Procrastination

Procrastination is the act of avoiding, delaying or postponing tasks that must be accomplished. It involves seeking instant gratification, by performing less important but more enjoyable jobs, instead of the ones that really need to be done.

Reasons for procrastination include fear of failure, boredom, or disinterest in the task at hand. Some psychologists believe such behaviour is a mechanism used to cope with the anxiety associated with beginning or completing a task. We all prefer to avoid negative emotions and delay stressful activities – it’s basic human nature.

Procrastination often perseveres until the last minute before an impending deadline, when we suddenly spring into action and complete the task in a panicked rush. It can arise in any aspect of life – putting off a trip to the doctor, avoiding a stressful discussion with your partner, delaying the submission of your tax return, or browsing Facebook when you should be completing a work-related assignment.

Excessive procrastination can result in feelings of guilt, self-doubt, and inadequacy. It creates unnecessary stress, and adversely impacts the quality of the completed task. Procrastination is counterproductive, and can easily become an entrenched habit. And while some procrastinators may claim they perform better under pressure, this is often simply an excuse to justifying putting things off.

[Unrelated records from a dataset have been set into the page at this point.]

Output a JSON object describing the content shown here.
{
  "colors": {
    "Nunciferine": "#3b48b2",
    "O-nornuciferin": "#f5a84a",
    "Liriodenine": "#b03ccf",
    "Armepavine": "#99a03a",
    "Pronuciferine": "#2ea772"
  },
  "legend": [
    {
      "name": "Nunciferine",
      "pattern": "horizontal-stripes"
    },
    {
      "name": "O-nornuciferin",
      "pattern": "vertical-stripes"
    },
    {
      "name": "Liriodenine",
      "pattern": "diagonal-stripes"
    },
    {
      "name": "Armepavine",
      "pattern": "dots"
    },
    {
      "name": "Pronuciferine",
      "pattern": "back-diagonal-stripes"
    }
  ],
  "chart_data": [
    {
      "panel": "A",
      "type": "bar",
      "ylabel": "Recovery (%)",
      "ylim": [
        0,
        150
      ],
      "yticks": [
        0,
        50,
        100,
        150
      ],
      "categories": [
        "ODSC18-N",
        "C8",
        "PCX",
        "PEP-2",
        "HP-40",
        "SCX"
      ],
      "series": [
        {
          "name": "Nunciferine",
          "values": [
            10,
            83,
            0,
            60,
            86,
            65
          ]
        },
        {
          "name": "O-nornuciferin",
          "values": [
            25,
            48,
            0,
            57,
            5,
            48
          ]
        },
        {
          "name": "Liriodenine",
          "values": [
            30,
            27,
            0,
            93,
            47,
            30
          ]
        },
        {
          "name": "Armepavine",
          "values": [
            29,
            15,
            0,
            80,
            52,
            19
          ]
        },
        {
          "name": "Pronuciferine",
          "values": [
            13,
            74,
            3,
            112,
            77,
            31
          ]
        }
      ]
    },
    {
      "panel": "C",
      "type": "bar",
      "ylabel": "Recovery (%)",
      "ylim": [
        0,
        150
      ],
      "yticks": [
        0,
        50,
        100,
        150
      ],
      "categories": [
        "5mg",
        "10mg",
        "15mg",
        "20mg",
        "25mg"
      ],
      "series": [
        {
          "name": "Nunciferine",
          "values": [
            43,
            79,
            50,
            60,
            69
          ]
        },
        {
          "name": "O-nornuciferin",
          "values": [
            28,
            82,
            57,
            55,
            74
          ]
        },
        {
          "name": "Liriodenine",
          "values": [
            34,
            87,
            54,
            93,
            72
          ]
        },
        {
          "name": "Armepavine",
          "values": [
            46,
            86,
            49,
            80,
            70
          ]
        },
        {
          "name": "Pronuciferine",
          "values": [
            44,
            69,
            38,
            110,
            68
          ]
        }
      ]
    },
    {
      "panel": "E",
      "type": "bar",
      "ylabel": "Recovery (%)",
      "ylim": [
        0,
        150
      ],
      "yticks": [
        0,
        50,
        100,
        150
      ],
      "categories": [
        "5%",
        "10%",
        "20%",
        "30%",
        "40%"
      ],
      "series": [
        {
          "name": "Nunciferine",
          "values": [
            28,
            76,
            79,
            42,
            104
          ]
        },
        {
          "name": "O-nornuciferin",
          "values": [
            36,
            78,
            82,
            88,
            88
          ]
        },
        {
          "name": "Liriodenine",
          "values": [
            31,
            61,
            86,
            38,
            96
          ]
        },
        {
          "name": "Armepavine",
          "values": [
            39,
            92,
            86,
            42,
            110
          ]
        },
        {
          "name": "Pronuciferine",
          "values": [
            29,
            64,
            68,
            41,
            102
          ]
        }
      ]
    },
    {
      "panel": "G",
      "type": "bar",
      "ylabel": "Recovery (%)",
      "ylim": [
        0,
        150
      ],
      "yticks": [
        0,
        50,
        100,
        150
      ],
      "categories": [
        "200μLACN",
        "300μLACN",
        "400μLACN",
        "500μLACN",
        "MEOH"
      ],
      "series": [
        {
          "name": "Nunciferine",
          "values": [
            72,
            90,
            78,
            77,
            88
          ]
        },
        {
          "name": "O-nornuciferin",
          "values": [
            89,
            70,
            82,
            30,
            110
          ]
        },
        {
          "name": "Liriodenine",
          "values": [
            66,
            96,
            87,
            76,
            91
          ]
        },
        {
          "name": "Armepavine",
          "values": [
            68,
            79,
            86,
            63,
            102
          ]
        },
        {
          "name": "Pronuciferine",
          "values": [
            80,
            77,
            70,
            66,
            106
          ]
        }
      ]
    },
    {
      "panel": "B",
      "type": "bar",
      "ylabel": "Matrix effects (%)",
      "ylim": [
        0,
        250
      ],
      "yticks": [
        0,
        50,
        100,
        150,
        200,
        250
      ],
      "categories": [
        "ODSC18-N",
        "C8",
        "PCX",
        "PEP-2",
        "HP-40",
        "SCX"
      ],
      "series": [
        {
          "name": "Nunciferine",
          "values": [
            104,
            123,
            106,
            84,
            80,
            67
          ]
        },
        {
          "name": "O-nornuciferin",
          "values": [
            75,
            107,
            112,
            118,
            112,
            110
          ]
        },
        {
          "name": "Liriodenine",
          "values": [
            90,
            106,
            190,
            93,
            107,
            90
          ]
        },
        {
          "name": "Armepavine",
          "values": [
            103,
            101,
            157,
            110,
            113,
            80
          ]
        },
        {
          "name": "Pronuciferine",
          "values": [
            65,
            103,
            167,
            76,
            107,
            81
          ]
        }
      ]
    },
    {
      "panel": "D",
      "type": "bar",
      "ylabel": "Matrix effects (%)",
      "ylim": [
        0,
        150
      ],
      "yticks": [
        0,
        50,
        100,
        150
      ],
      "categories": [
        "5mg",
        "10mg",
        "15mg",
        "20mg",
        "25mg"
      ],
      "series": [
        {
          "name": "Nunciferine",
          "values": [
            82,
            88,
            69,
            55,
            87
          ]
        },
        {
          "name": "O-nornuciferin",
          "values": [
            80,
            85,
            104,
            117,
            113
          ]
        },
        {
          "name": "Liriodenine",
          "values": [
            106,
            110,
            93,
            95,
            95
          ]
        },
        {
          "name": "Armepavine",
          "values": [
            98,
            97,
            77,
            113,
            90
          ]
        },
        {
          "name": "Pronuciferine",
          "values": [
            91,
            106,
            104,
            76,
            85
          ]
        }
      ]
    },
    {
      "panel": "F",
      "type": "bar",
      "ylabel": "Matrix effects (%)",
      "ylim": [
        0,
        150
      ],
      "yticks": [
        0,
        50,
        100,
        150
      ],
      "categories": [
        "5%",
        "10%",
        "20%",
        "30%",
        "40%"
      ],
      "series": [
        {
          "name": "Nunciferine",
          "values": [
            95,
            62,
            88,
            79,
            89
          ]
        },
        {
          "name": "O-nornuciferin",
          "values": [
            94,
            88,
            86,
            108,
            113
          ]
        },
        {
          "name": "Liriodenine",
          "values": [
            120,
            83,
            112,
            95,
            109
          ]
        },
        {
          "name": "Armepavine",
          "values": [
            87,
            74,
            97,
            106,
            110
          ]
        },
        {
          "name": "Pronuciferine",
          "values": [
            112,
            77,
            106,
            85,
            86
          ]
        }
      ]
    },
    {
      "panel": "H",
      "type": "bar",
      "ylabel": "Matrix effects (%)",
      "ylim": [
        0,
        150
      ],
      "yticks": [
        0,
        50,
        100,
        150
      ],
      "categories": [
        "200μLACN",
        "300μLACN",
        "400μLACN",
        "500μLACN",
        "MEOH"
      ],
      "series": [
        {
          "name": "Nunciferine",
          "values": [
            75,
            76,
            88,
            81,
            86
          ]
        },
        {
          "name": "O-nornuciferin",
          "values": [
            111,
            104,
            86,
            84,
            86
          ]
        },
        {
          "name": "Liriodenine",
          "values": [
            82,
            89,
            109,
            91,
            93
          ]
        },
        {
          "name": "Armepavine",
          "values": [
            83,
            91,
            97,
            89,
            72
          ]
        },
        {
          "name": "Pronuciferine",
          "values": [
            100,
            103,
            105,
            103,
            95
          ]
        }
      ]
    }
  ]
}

If you frequently find yourself procrastinating, then try following these seven steps to help break the cycle before it becomes detrimental to your health and productivity

Set a schedule

Evaluate your goals and set a firm time to tackle the job you’re procrastinating about. Record it in your diary, and make sure you keep that appointment. Be disciplined and stick to the schedule you establish.

Relocate

Move to another location to perform the task. That way, you’re there for a specific purpose, to complete a specific job. Eliminate noise and distraction. By changing your environment, you’ll gain a fresh perspective. You’re less likely to be diverted, and more likely to finish the task.

Stay positive

Be aware of the negative thoughts that lead to procrastination. Say to yourself “I can do this. It won’t take long.” Use positive affirmation to convince yourself that it can be done. And then just do it.

Dive straight in

Jump right in, just like you’d enter a cold swimming pool. Dipping one toe at a time only makes it harder. Once you’ve started, the task won’t seem so bad, and you’ll wonder why you ever put if off.

Make it public

Tell your friends, family or colleagues that you’re going to do it, and ask them to follow up with you, helping to keep you on course. When your task becomes public, it makes you more accountable and you’re more likely to achieve a positive result.

Take little steps

A large project can be intimidating. Break your task down into smaller blocks that you can tackle one at a time. This is easier than attempting to complete the entire project all at once, and you’ll feel a sense of accomplishment and progression as each component is ticked off your checklist.

Don't be scared

Are you putting off a job because you believe it will be an unpleasant experience? Most of the time, the activity turns out to be much less painful than anticipated. Figure out what you’re scared of, and you’ll be able to identify the best way to overcome your fear.

Reward yourself

Everyone procrastinates to some degree. But by using these techniques you can stop procrastination in its tracks and start completing those tasks that you’ve been putting off indefinitely.

To avoid relapse, review your established goals, and praise yourself for accomplished tasks. After you’ve finished a major piece of work, don’t forget to reward yourself. By giving yourself something fun to look forward to, you’ll feel more motivated, and you’ll positively reinforce the benefits of being proactive and getting your work done quickly.

And once you’ve stopped procrastinating, you’ll find your leisure time becomes so much more enjoyable, without that nagging guilty feeling at the back of your mind telling you you’re supposed to be working on an important task.